The consequences are that an NFS mount can obtain the same device number. AutoFS uses these device numbers as part of its strategy to be sure it does not delete anything that was not created by itself when the cleanup process is triggered.
To trigger the condition described, two super blocks would have to be allocated the same device number (s_dev). In the cases we have seen, the two superblocks involved were an AutoFS mount and an NFS mount. When the AutoFS mount timed out, the AutoFS started to clean up prior created files, resulting in the deletion of files on the NFS mount.

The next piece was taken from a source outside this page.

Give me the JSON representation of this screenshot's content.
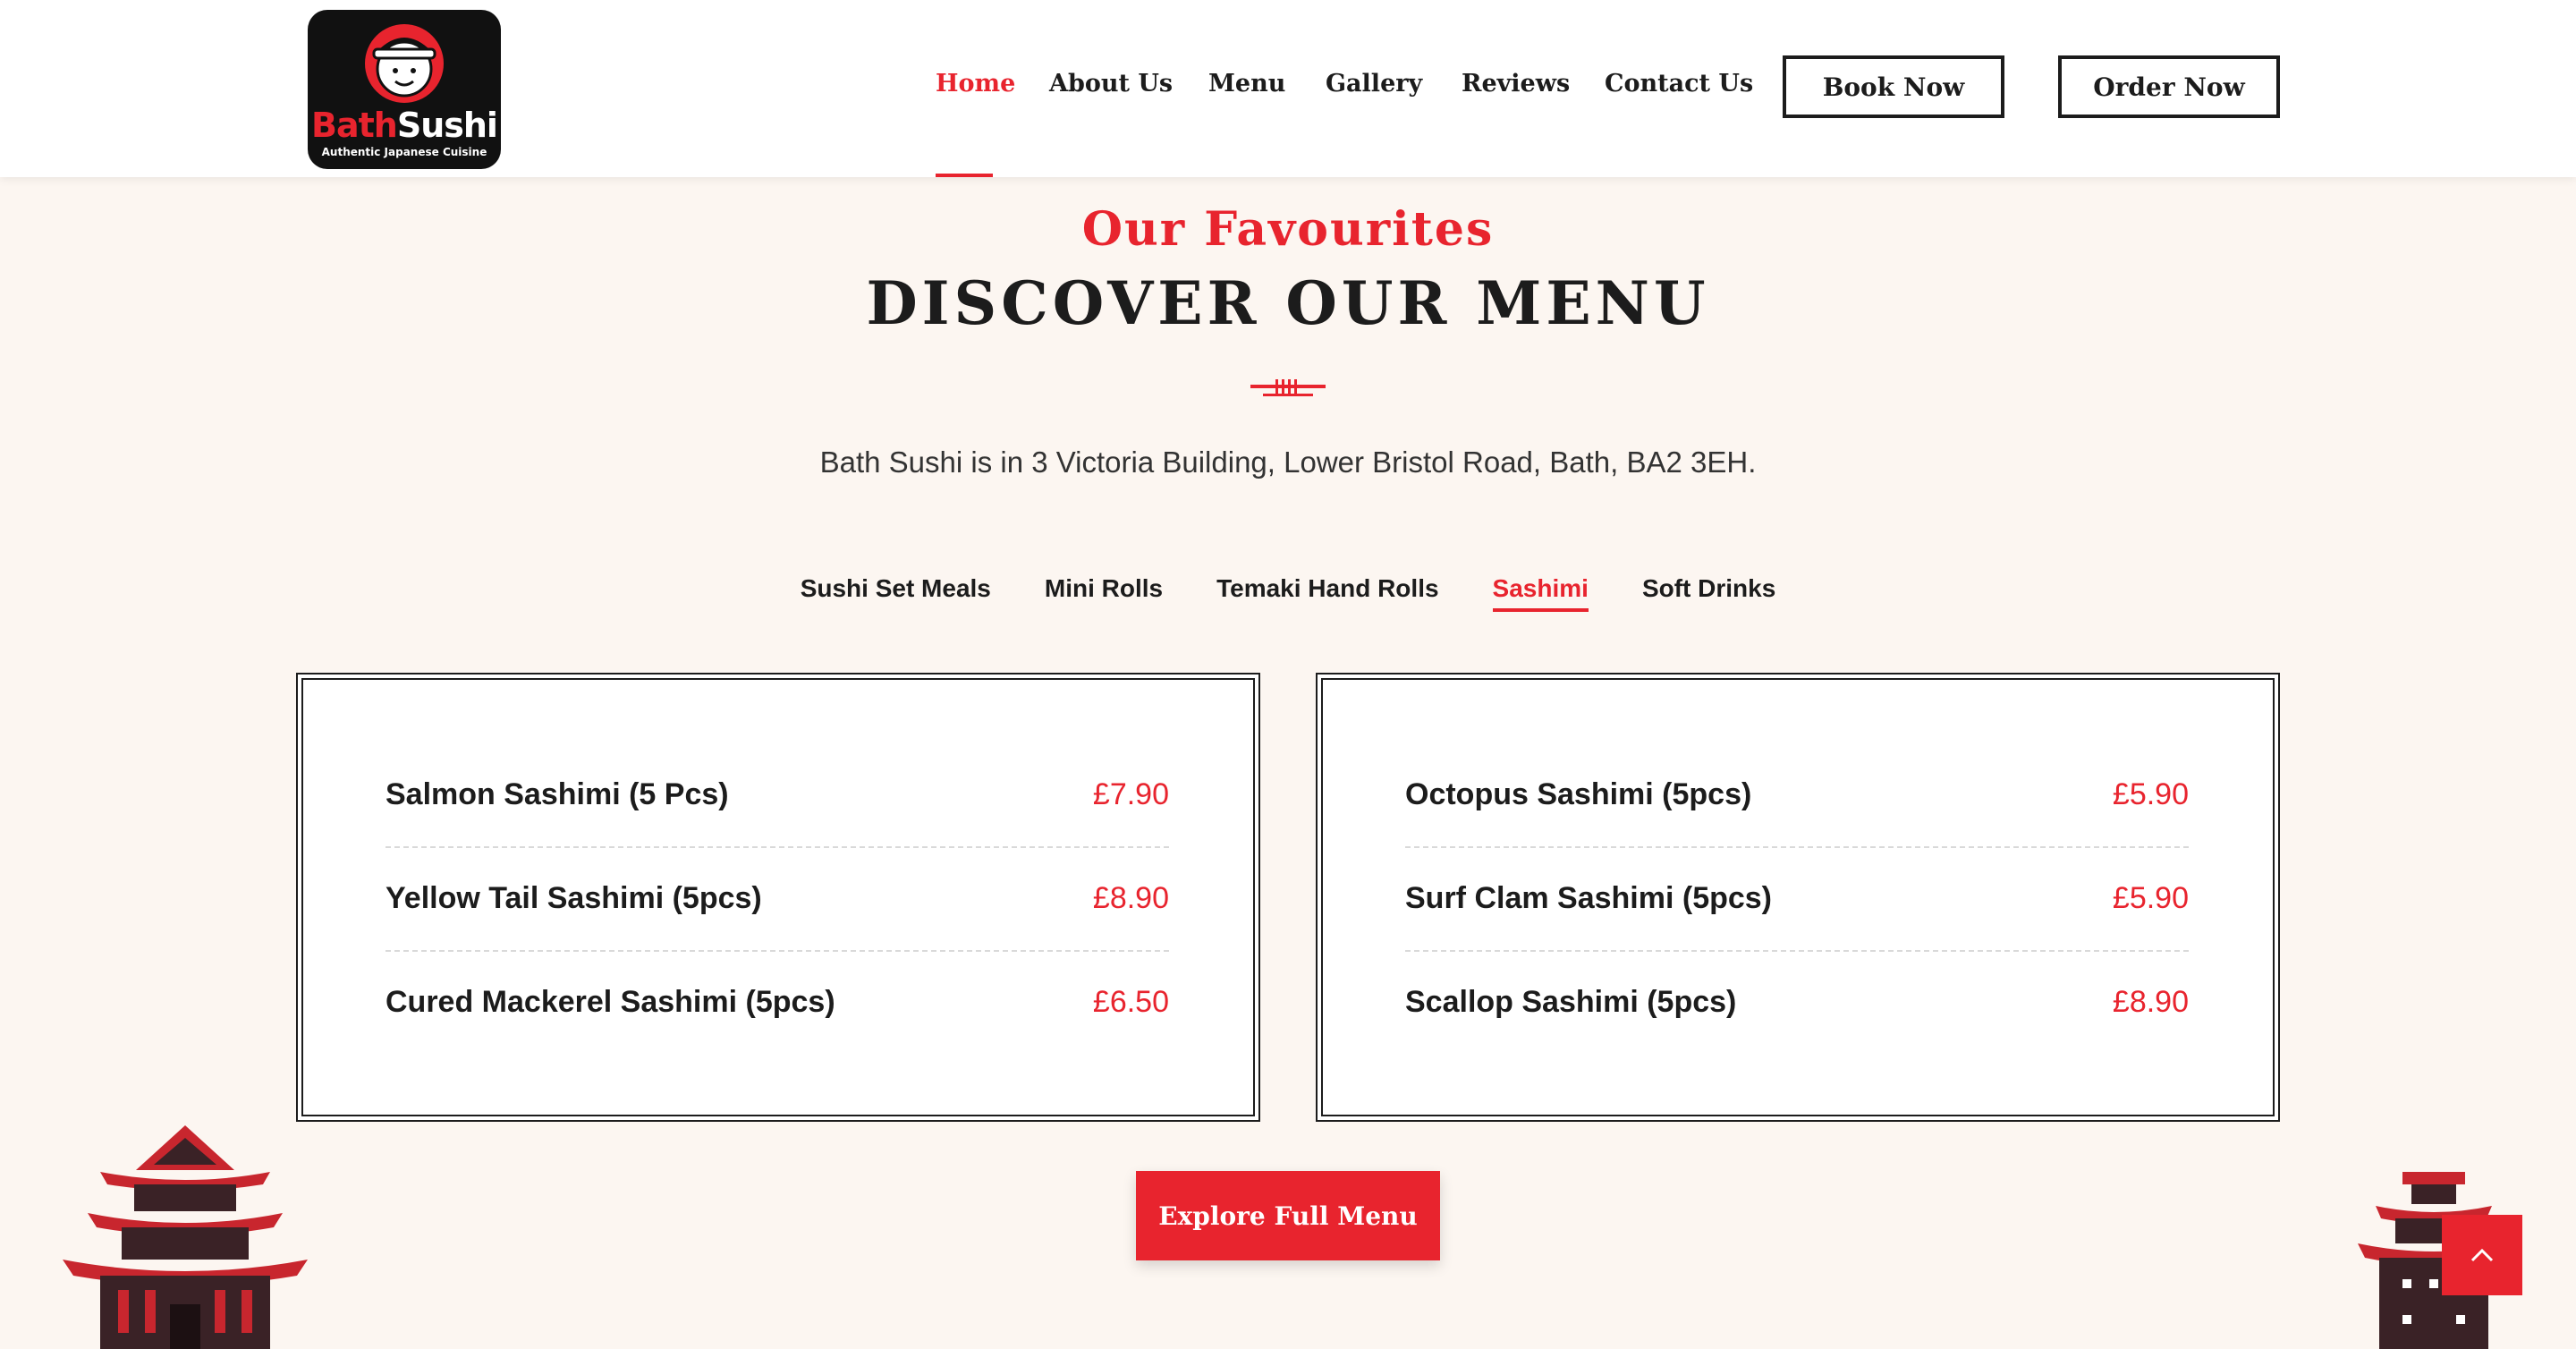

If the unnamed_dev_idr radix tree becomes corrupt, then the cleanup of the mount tree can remove file systems that it was not intended. The function that does the cleanup is radix_tree_delete.
Defect APAR PK32893 has been submitted to address this behavior.
Solution
This specific problem only exists on RedHat 4 Enterprise systems with 2.6.9 kernels.
To avoid this defect, apply the User Space and MVFS patches for ClearCase 2003.06.00 and 7.0 servers (and clients) running RedHat Enterprise 4 systems with 2.6.9 kernels if the MVFS installed.
Refer to APAR PK32893 to download the patches.
Note: The MultiSite patch, multisite_p2003.06.00-16 (or the latest available patch), is also required if your VOBs are replicated to stay in sync with the User Space and MVFS updates.